Além da Porto Seguro, vertical que engloba auto, vida e patrimonial, a companhia conta com outras três divisões: Porto Saúde, Porto Bank e Porto Serviços.
“Enquanto sua principal linha de negócio já atingiu um patamar de maturidade e sustenta uma excelente rentabilidade, as demais verticais se tornaram as principais avenidas de crescimento”, afirma Quaresma em relatório.
A analista ainda ressalta que a Porto negocia por apenas 9,33x lucros esperados para 2025, um dividend yield (taxa de retorno de dividendos) superior a 5,04% e com chances de surpreender positivamente o mercado.
Já a Planner, que também indicou o papel para novembro, avalia que a estratégia da companhia de buscar a otimização dos custos, a melhora de subscrição e de eficiência operacional, com foco na qualidade dos serviços, fortalece a tese de investimento nas ações.
Além disso, projeta que o cenário permanece favorável em 2025, impulsionado pela diversificação e crescimento de segmentos saúde e vida, aliado aos ganhos de eficiência.
A Rede D’Or é a maior rede de hospitais privados do país. Fundada há quase 50 anos, a companhia conta com 75 hospitais em 13 estados do Brasil (incluindo DF).
Com 13 mil leitos — quase o dobro da principal concorrente — e com uma das operações mais eficientes do ramo, a companhia tem um pipeline robusto de expansão nos próximos anos, segundo a Empiricus.
Na avaliação da casa de análise, o setor de saúde privada no Brasil é um dos que têm cenário mais claro de aumento de demanda, com o evidente envelhecimento da população, aumento dos idosos em empregos formais e déficit de leitos privados no país.

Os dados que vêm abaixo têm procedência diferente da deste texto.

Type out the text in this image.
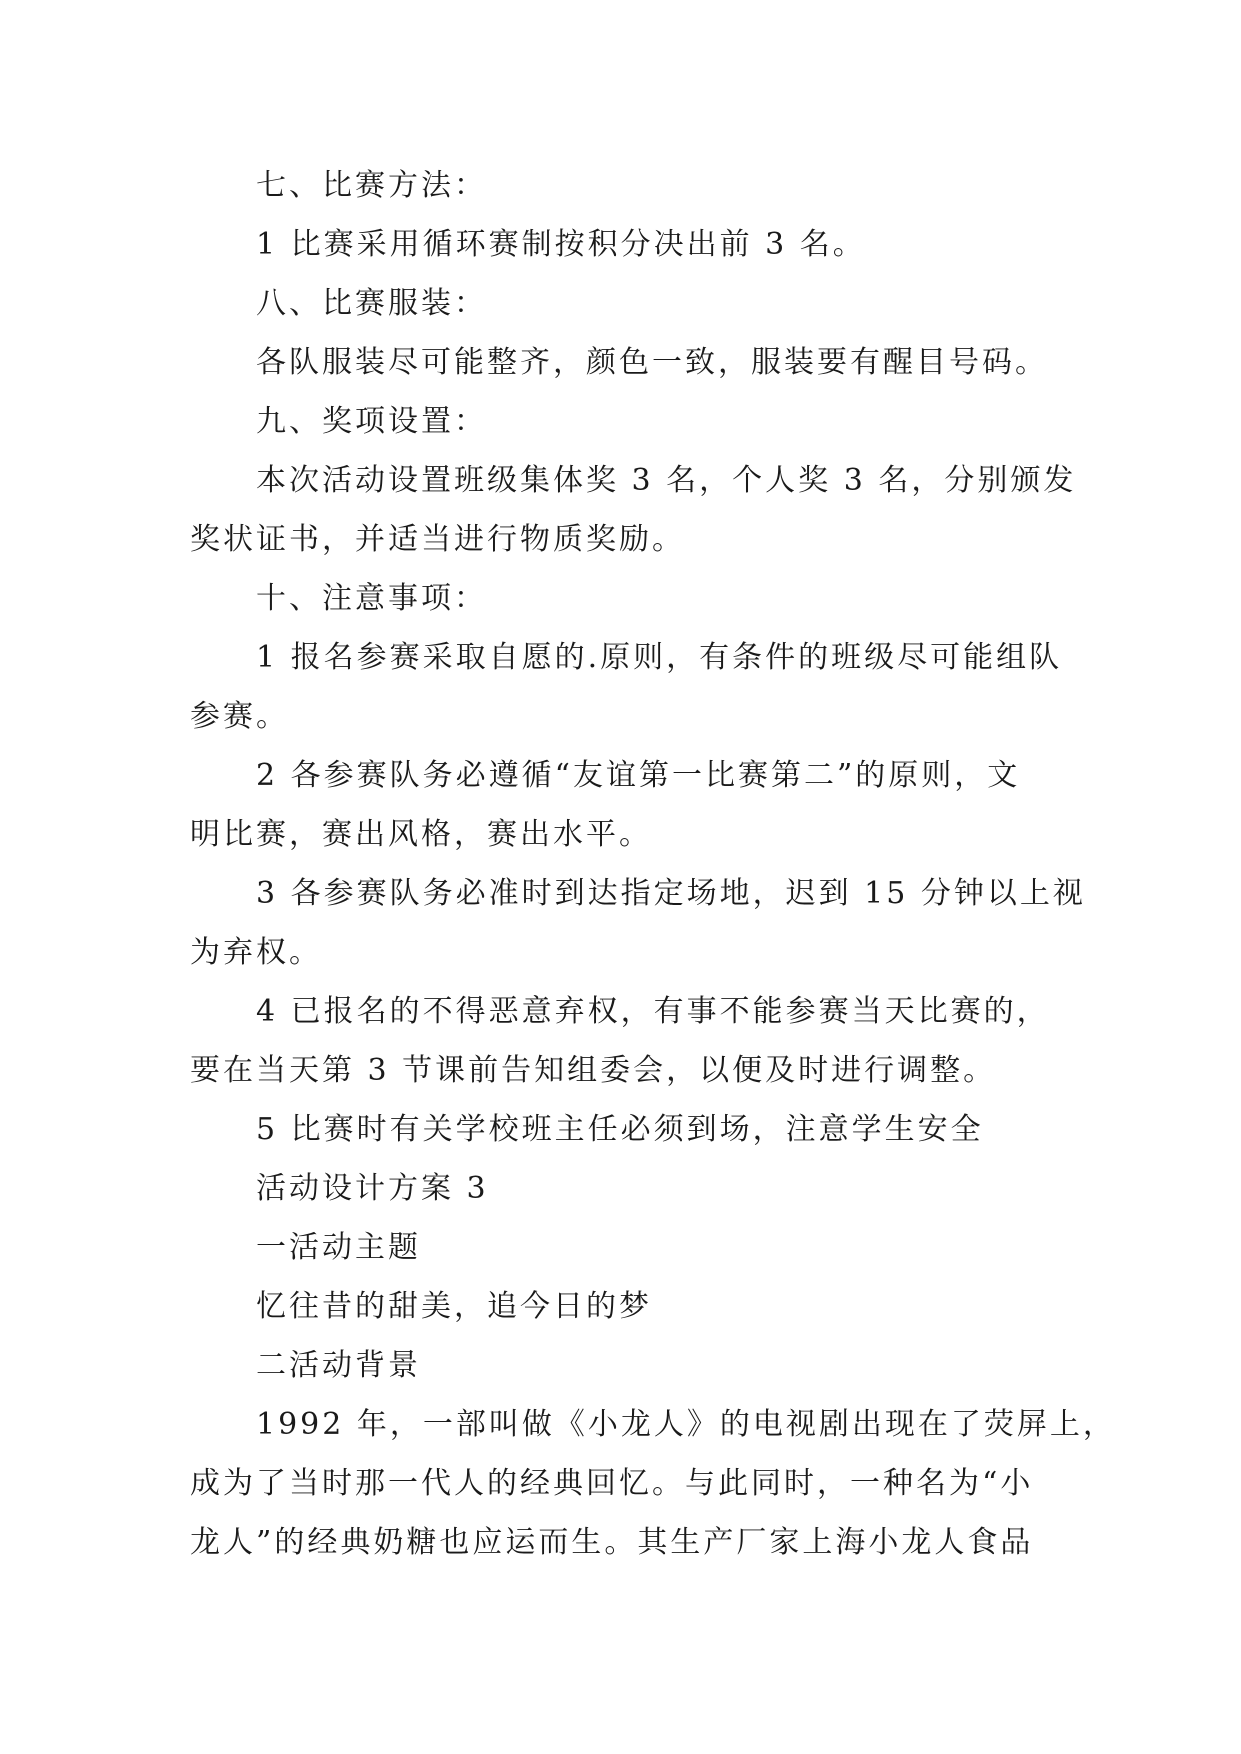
七、比赛方法：
1 比赛采用循环赛制按积分决出前 3 名。
八、比赛服装：
各队服装尽可能整齐，颜色一致，服装要有醒目号码。
九、奖项设置：
本次活动设置班级集体奖 3 名，个人奖 3 名，分别颁发
奖状证书，并适当进行物质奖励。
十、注意事项：
1 报名参赛采取自愿的.原则，有条件的班级尽可能组队
参赛。
2 各参赛队务必遵循“友谊第一比赛第二”的原则，文
明比赛，赛出风格，赛出水平。
3 各参赛队务必准时到达指定场地，迟到 15 分钟以上视
为弃权。
4 已报名的不得恶意弃权，有事不能参赛当天比赛的，
要在当天第 3 节课前告知组委会，以便及时进行调整。
5 比赛时有关学校班主任必须到场，注意学生安全
活动设计方案 3
一活动主题
忆往昔的甜美，追今日的梦
二活动背景
1992 年，一部叫做《小龙人》的电视剧出现在了荧屏上，
成为了当时那一代人的经典回忆。与此同时，一种名为“小
龙人”的经典奶糖也应运而生。其生产厂家上海小龙人食品
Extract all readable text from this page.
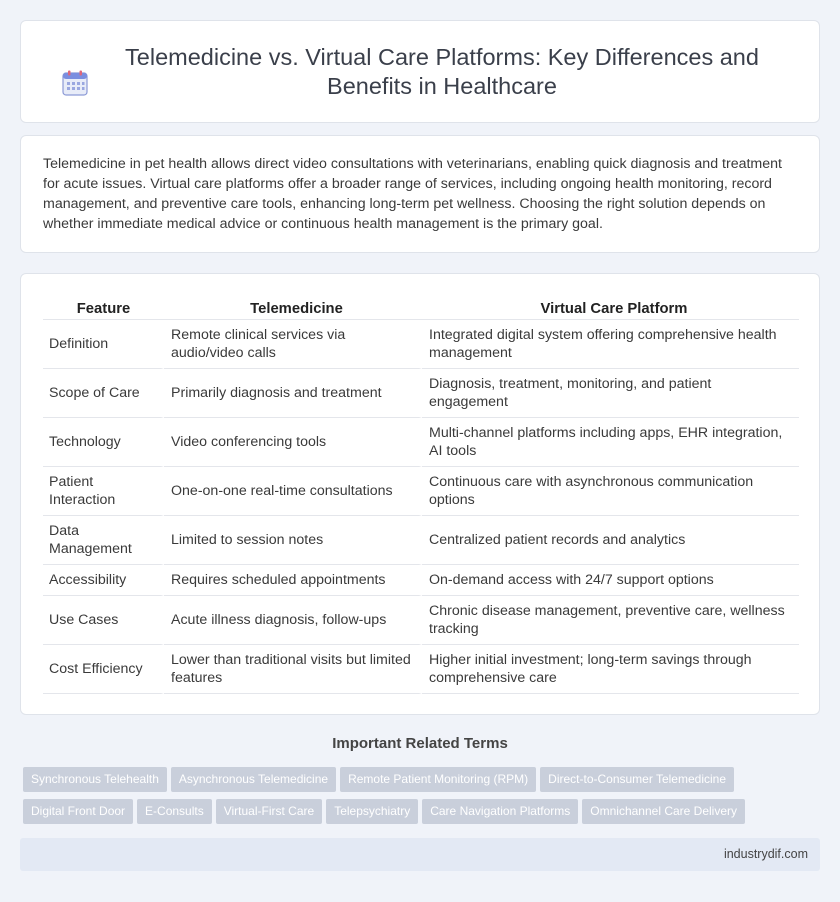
Telemedicine vs. Virtual Care Platforms: Key Differences and Benefits in Healthcare

Telemedicine in pet health allows direct video consultations with veterinarians, enabling quick diagnosis and treatment for acute issues. Virtual care platforms offer a broader range of services, including ongoing health monitoring, record management, and preventive care tools, enhancing long-term pet wellness. Choosing the right solution depends on whether immediate medical advice or continuous health management is the primary goal.

Feature	Telemedicine	Virtual Care Platform
Definition	Remote clinical services via audio/video calls	Integrated digital system offering comprehensive health management
Scope of Care	Primarily diagnosis and treatment	Diagnosis, treatment, monitoring, and patient engagement
Technology	Video conferencing tools	Multi-channel platforms including apps, EHR integration, AI tools
Patient Interaction	One-on-one real-time consultations	Continuous care with asynchronous communication options
Data Management	Limited to session notes	Centralized patient records and analytics
Accessibility	Requires scheduled appointments	On-demand access with 24/7 support options
Use Cases	Acute illness diagnosis, follow-ups	Chronic disease management, preventive care, wellness tracking
Cost Efficiency	Lower than traditional visits but limited features	Higher initial investment; long-term savings through comprehensive care
Important Related Terms
Synchronous Telehealth	Asynchronous Telemedicine	Remote Patient Monitoring (RPM)	Direct-to-Consumer Telemedicine
Digital Front Door	E-Consults	Virtual-First Care	Telepsychiatry	Care Navigation Platforms	Omnichannel Care Delivery
industrydif.com
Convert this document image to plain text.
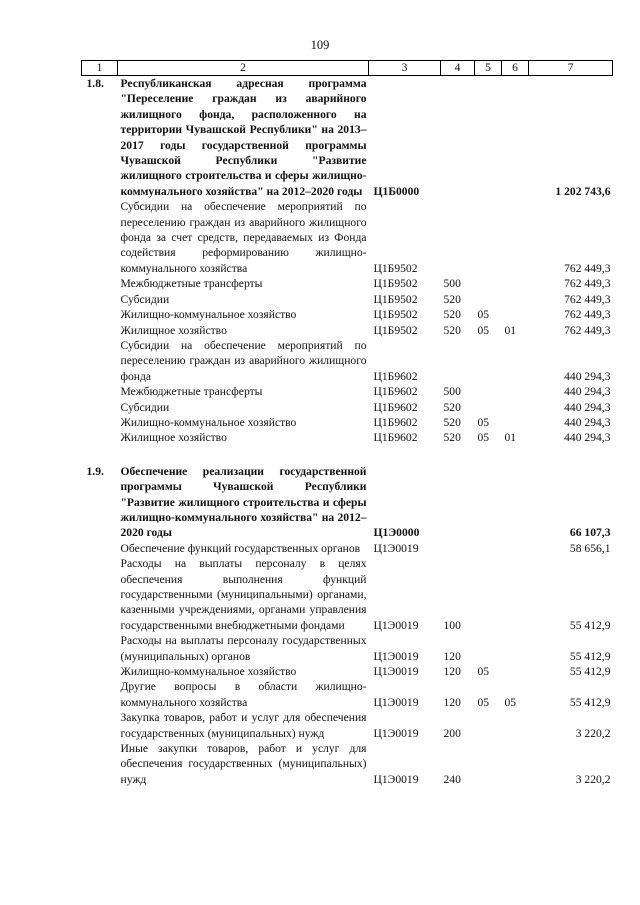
109
1	2	3	4	5	6	7
1.8.	Республиканская адресная программа "Переселение граждан из аварийного жилищного фонда, расположенного на территории Чувашской Республики" на 2013–2017 годы государственной программы Чувашской Республики "Развитие жилищного строительства и сферы жилищно-коммунального хозяйства" на 2012–2020 годы	Ц1Б0000				1 202 743,6
	Субсидии на обеспечение мероприятий по переселению граждан из аварийного жилищного фонда за счет средств, передаваемых из Фонда содействия реформированию жилищно-коммунального хозяйства	Ц1Б9502				762 449,3
	Межбюджетные трансферты	Ц1Б9502	500			762 449,3
	Субсидии	Ц1Б9502	520			762 449,3
	Жилищно-коммунальное хозяйство	Ц1Б9502	520	05		762 449,3
	Жилищное хозяйство	Ц1Б9502	520	05	01	762 449,3
	Субсидии на обеспечение мероприятий по переселению граждан из аварийного жилищного фонда	Ц1Б9602				440 294,3
	Межбюджетные трансферты	Ц1Б9602	500			440 294,3
	Субсидии	Ц1Б9602	520			440 294,3
	Жилищно-коммунальное хозяйство	Ц1Б9602	520	05		440 294,3
	Жилищное хозяйство	Ц1Б9602	520	05	01	440 294,3

1.9.	Обеспечение реализации государственной программы Чувашской Республики "Развитие жилищного строительства и сферы жилищно-коммунального хозяйства" на 2012–2020 годы	Ц1Э0000				66 107,3
	Обеспечение функций государственных органов	Ц1Э0019				58 656,1
	Расходы на выплаты персоналу в целях обеспечения выполнения функций государственными (муниципальными) органами, казенными учреждениями, органами управления государственными внебюджетными фондами	Ц1Э0019	100			55 412,9
	Расходы на выплаты персоналу государственных (муниципальных) органов	Ц1Э0019	120			55 412,9
	Жилищно-коммунальное хозяйство	Ц1Э0019	120	05		55 412,9
	Другие вопросы в области жилищно-коммунального хозяйства	Ц1Э0019	120	05	05	55 412,9
	Закупка товаров, работ и услуг для обеспечения государственных (муниципальных) нужд	Ц1Э0019	200			3 220,2
	Иные закупки товаров, работ и услуг для обеспечения государственных (муниципальных) нужд	Ц1Э0019	240			3 220,2
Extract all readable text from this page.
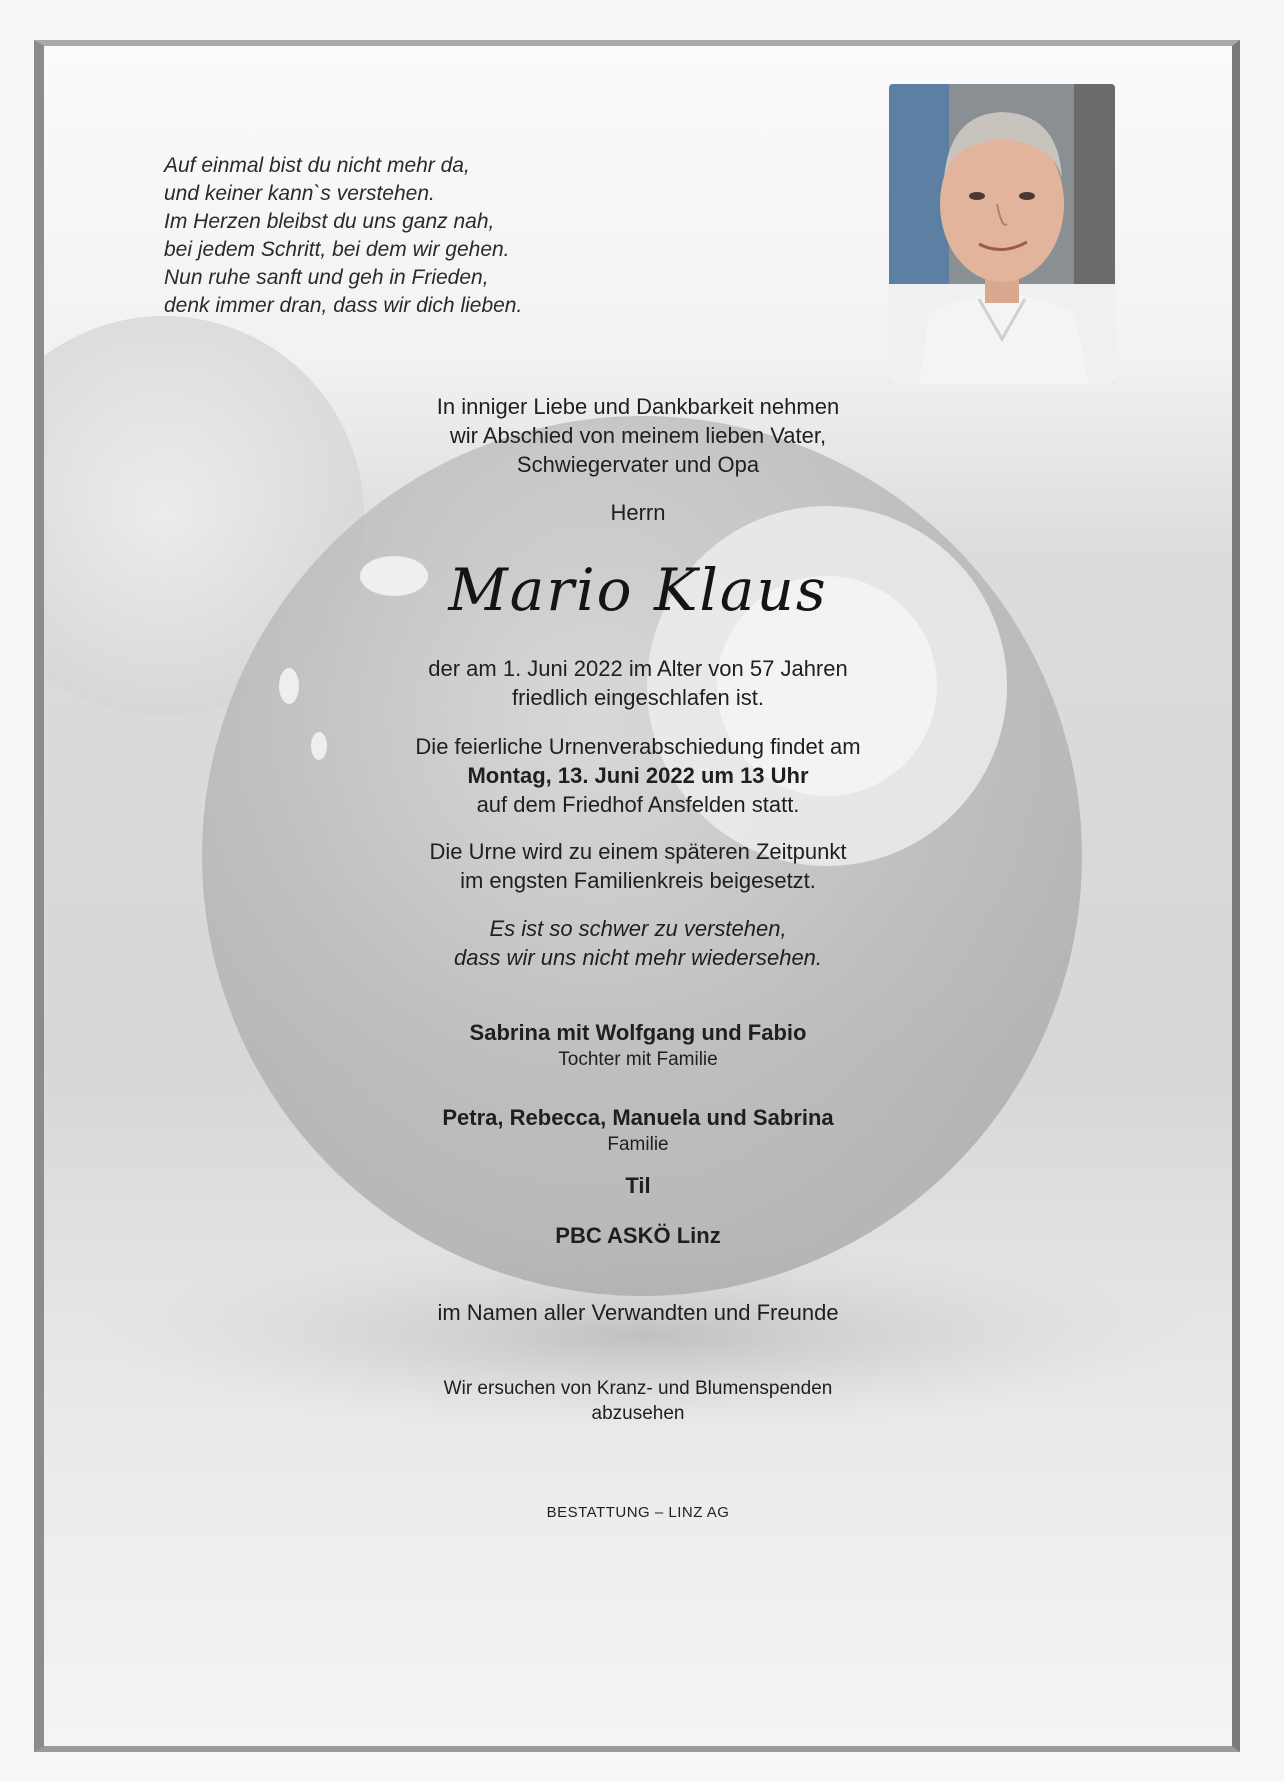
Auf einmal bist du nicht mehr da,
und keiner kann`s verstehen.
Im Herzen bleibst du uns ganz nah,
bei jedem Schritt, bei dem wir gehen.
Nun ruhe sanft und geh in Frieden,
denk immer dran, dass wir dich lieben.
In inniger Liebe und Dankbarkeit nehmen
wir Abschied von meinem lieben Vater,
Schwiegervater und Opa
Herrn
Mario Klaus
der am 1. Juni 2022 im Alter von 57 Jahren
friedlich eingeschlafen ist.
Die feierliche Urnenverabschiedung findet am
Montag, 13. Juni 2022 um 13 Uhr
auf dem Friedhof Ansfelden statt.
Die Urne wird zu einem späteren Zeitpunkt
im engsten Familienkreis beigesetzt.
Es ist so schwer zu verstehen,
dass wir uns nicht mehr wiedersehen.
Sabrina mit Wolfgang und Fabio
Tochter mit Familie
Petra, Rebecca, Manuela und Sabrina
Familie
Til
PBC ASKÖ Linz
im Namen aller Verwandten und Freunde
Wir ersuchen von Kranz- und Blumenspenden
abzusehen
BESTATTUNG – LINZ AG
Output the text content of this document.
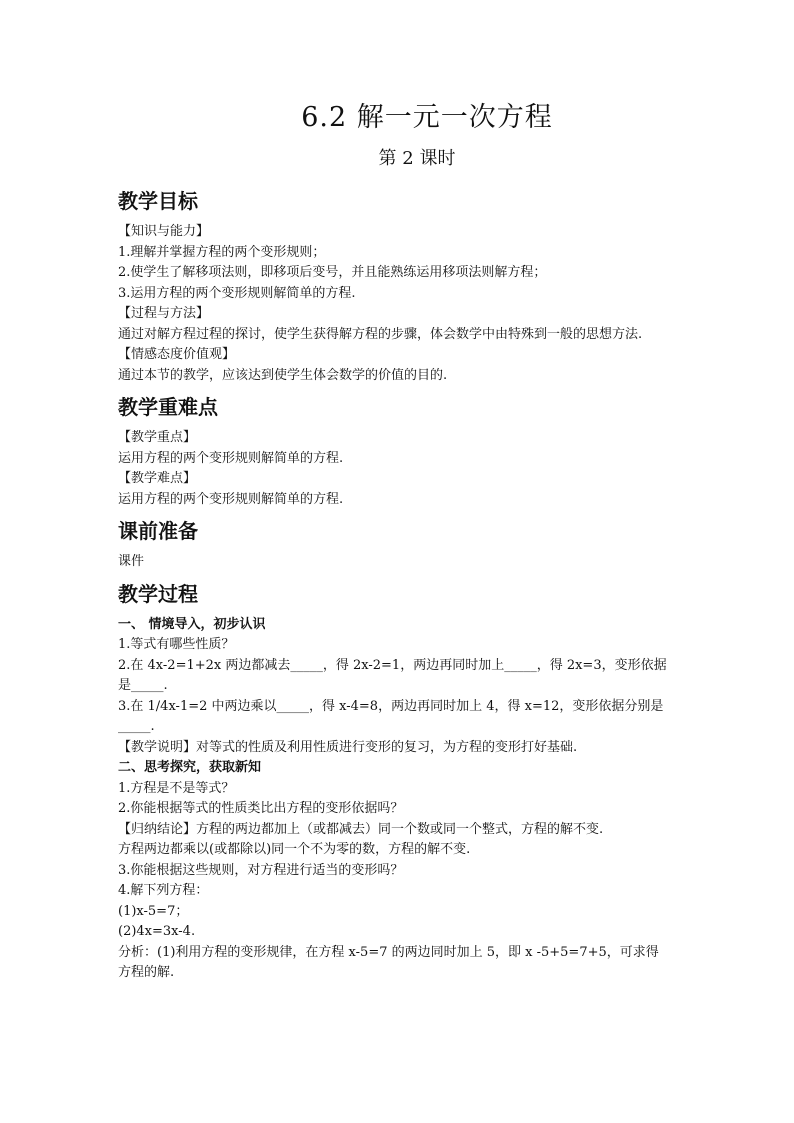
6.2 解一元一次方程
第 2 课时
教学目标
【知识与能力】
1.理解并掌握方程的两个变形规则；
2.使学生了解移项法则，即移项后变号，并且能熟练运用移项法则解方程；
3.运用方程的两个变形规则解简单的方程.
【过程与方法】
通过对解方程过程的探讨，使学生获得解方程的步骤，体会数学中由特殊到一般的思想方法.
【情感态度价值观】
通过本节的教学，应该达到使学生体会数学的价值的目的.
教学重难点
【教学重点】
运用方程的两个变形规则解简单的方程.
【教学难点】
运用方程的两个变形规则解简单的方程.
课前准备
课件
教学过程
一、 情境导入，初步认识
1.等式有哪些性质？
2.在 4x-2=1+2x 两边都减去_____，得 2x-2=1，两边再同时加上_____，得 2x=3，变形依据
是_____.
3.在 1/4x-1=2 中两边乘以_____，得 x-4=8，两边再同时加上 4，得 x=12，变形依据分别是
_____.
【教学说明】对等式的性质及利用性质进行变形的复习，为方程的变形打好基础.
二、思考探究，获取新知
1.方程是不是等式？
2.你能根据等式的性质类比出方程的变形依据吗？
【归纳结论】方程的两边都加上（或都减去）同一个数或同一个整式，方程的解不变.
方程两边都乘以(或都除以)同一个不为零的数，方程的解不变.
3.你能根据这些规则，对方程进行适当的变形吗？
4.解下列方程：
(1)x-5=7；
(2)4x=3x-4.
分析：(1)利用方程的变形规律，在方程 x-5=7 的两边同时加上 5，即 x -5+5=7+5，可求得
方程的解.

Embora a Rede D’Or seja um gigante no setor, Larissa Quaresma diz que ainda há muito espaço para consolidação.
“A Rede D’Or, Hapvida e Dasa, como as 3 maiores redes do país, não somam 10% de market share do setor. Nessa corrida, tem vantagem quem é mais eficiente e tem mais capital disponível para alocar, o que coloca a Rede D’or como favorita”, afirmou a analista em relatório.
De acordo com Quaresma, a empresa se destaca não apenas pelo seu ótimo histórico de alocação de capital, mas pela operação rentável, com 18% de ROE estimado em 2026, além da geração de caixa e força da marca.
Além disso, ressalta que a companhia possui alavancagem operacional, ou seja, quanto mais cresce, mais dilui custos e mais eficiente se torna.